To generalize the notion of distance to networks where physical distances don't seem to be the right choice, we introduce a distance concept intrinsic to graphs.
- Distance
- In graph-theoretical terms, the distance between two nodes is the length of the shortest path joining them. If there is no such path, the distance is \(\infty\). The distance from a node to itself is zero.
- Average Path Length
- The average path length is the average distance between every pair of nodes in a graph.
- Diameter
- The diameter of a graph is the maximum distance between any pair of nodes.
Challenge
This time, you need to compute the average path length and the diameter of the graph.
The input is a file which contains one line with two integers \(n\), the number of nodes in the network. The following \(n\) lines each contain one the adjacency list of the \(i\)-th node, where each entry is separated by a space. Assume the nodes are 0-indexed.
As output, write two numbers, the average path length and the diameter of the network. Output both as floats to three decimal places.
Sample Input
6
1 3 5
0 2 3
0 1 3 5
1 2 4
2 3 5
0 2 4
Sample Output
1.400 2.000
Solution
The solution to this challenge is hosted on Github.
Expansion Questions
-
Find the maximum possible distance between a pair of nodes in an undirected, connected graph.
-
Generalize the definition of distance to directed and weighted networks.
-
What do you expect the average path length and the diameter to be in a global social network like Facebook?
Answers
-
Consider a connected graph with \(n\) nodes. The longest possible path between a pair of nodes in this graph has to go through every node exactly once. It can't loop back around because in that case there would be a way of choosing a shorter path with no loops. Thus, the maximum diameter of a connected network is \(n-1\).
-
The definition for directed networks is the same as for undirected networks, except one must be mindful of the direction of the each link in the path. For weighted networks, the distance between two nodes depends on the meaning of the weights.
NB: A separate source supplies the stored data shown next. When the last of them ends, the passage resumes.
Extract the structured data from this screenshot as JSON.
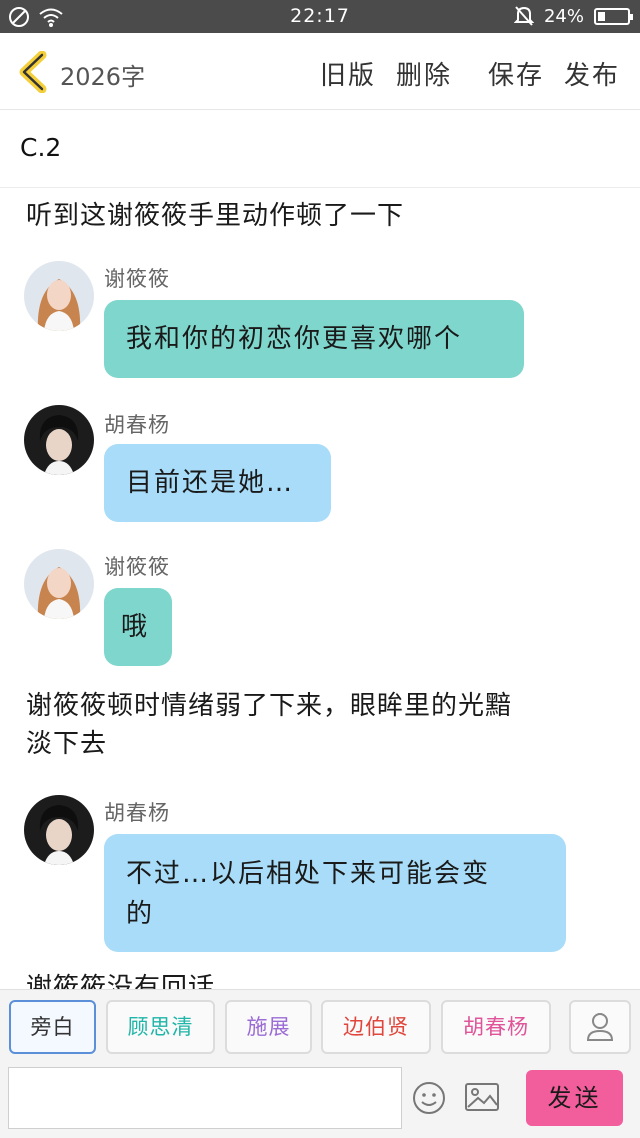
{
  "status_bar": {
    "time": "22:17",
    "battery": "24%",
    "battery_level": 0.24
  },
  "header": {
    "word_count": "2026字",
    "actions": {
      "old_version": "旧版",
      "delete": "删除",
      "save": "保存",
      "publish": "发布"
    }
  },
  "chapter_title": "C.2",
  "content": {
    "narration_1": "听到这谢筱筱手里动作顿了一下",
    "msg_1": {
      "speaker": "谢筱筱",
      "text": "我和你的初恋你更喜欢哪个"
    },
    "msg_2": {
      "speaker": "胡春杨",
      "text": "目前还是她…"
    },
    "msg_3": {
      "speaker": "谢筱筱",
      "text": "哦"
    },
    "narration_2_line1": "谢筱筱顿时情绪弱了下来，眼眸里的光黯",
    "narration_2_line2": "淡下去",
    "msg_4": {
      "speaker": "胡春杨",
      "text_line1": "不过…以后相处下来可能会变",
      "text_line2": "的"
    },
    "narration_3_partial": "谢筱筱没有回话"
  },
  "roles": [
    {
      "label": "旁白",
      "color": "#333333"
    },
    {
      "label": "顾思清",
      "color": "#1fb5a8"
    },
    {
      "label": "施展",
      "color": "#9b6cd6"
    },
    {
      "label": "边伯贤",
      "color": "#e0463c"
    },
    {
      "label": "胡春杨",
      "color": "#e0559a"
    }
  ],
  "input": {
    "placeholder": "",
    "send_label": "发送"
  }
}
If the weights represent a distance concept (e.g. in road networks where weights is physical distance from one place to another), then the shortest path between two nodes will be the least-weighted path. On the contrary, if the weights represent a closeness concept (e.g. in social networks where we may join two users with a stronger weight the more frequently they interact), then the shortest path between two nodes will be the highest weighted path, because it represents the volume or frequency of interaction, which we can take as a proxy for "closeness".
-
Due to the Six Degrees of Separation1 experiment, we know that average path lengths are considerably less than one would expect in networks that exhibit the small-world2 phenomenon. The folks at Facebook know this, and so they repeated Milgram's experiment3 recently, discovering a surprising three and a half degrees of separation4.